『今日までの夜に見た夢に彩られた走馬灯にも似た自分史』(27)

 飲み屋通りは湿度も高く、近づくのも不快だったが、その先に崩れかけた木造の中古ビデオ屋があるので我慢して頻繁に足を運んだ。どう調べても素性がつかめない怪し気な販売元のビデオばかりの並んでいる店で、初めて行った際には『奇習!悪習!猟奇奇人地帯』というタイトルのビデオを購入した。ビデオの内容は事件や事故のニュース映像らしきものを集めたものだった。フェイクではないようだったが、見たことのない映像ばかりで、パッケージの裏に小さく写真が印刷されていたカースタント事故の映像は特に惨く、さすがの私も数日間は麺類や焦げ目のある食品を口にすることができなくなった。

 幼稚園の倉庫に保管されていた食品人形は、私が卒園する頃には黴と虫の混合人形になっていたが、園児へのお仕置きとして混合人形をちぎって食べさせた職員が高校を卒業して少しした頃に逮捕された。私はその職員の顔も名前も知らなかったが、当時の同級生たちが卒園後も顔を出していたと知り驚いた。遠足と称して海辺でアカエイを銛で突く練習をさせられたのは当時の園長の趣味によるもので、刺せば良いと言われたが、暴れたエイの体が回転して尾の毒針がこちらに向かってくるのを恐れた私は途中で投げ出していた。だが、たしかに思い返してみれば、私以外の者は恐れることもなく海を楽しんでいた。
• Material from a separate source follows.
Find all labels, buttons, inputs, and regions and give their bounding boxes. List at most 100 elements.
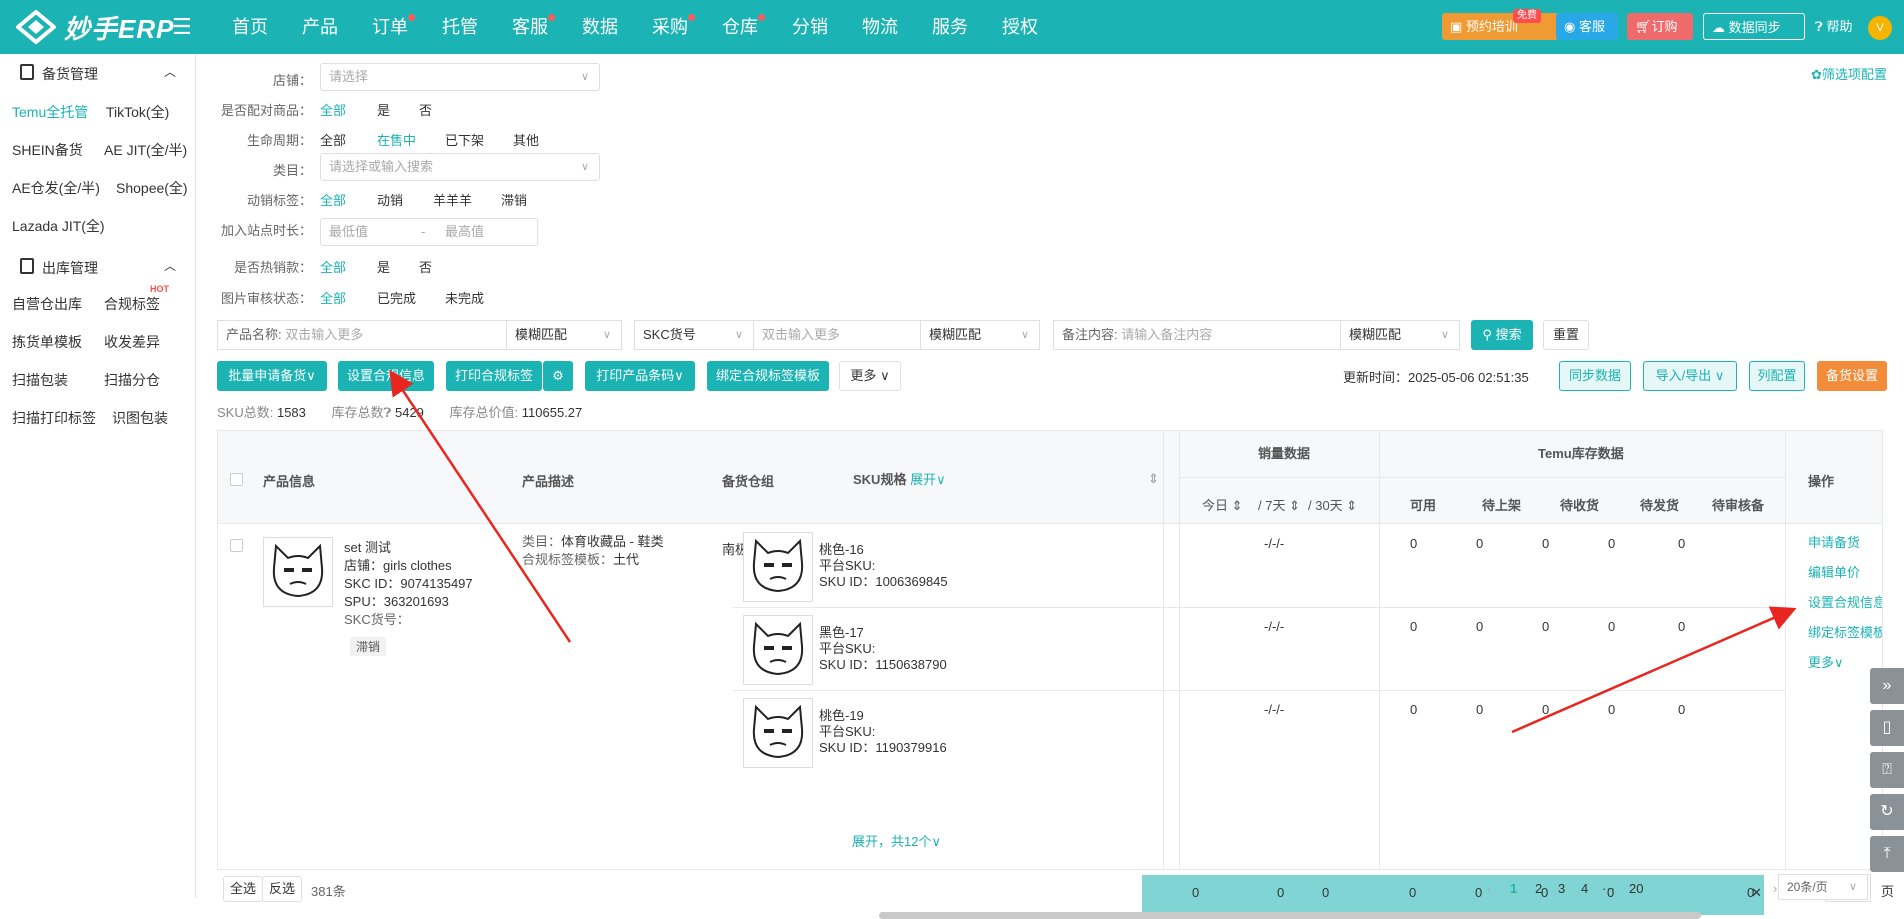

幸い園長は離れて見学することを許してくれたが、しばらくするとアカエイたちは一斉に空へ飛び立ちはじめた。上空を大量のエイたちが飛んで行き、どこに落下するかもわからないなか、私は公民館の方向へ走り続けた。エイの飛距離はかなりのもので、ぶつかることはなかったが、振り返る余裕はなかった。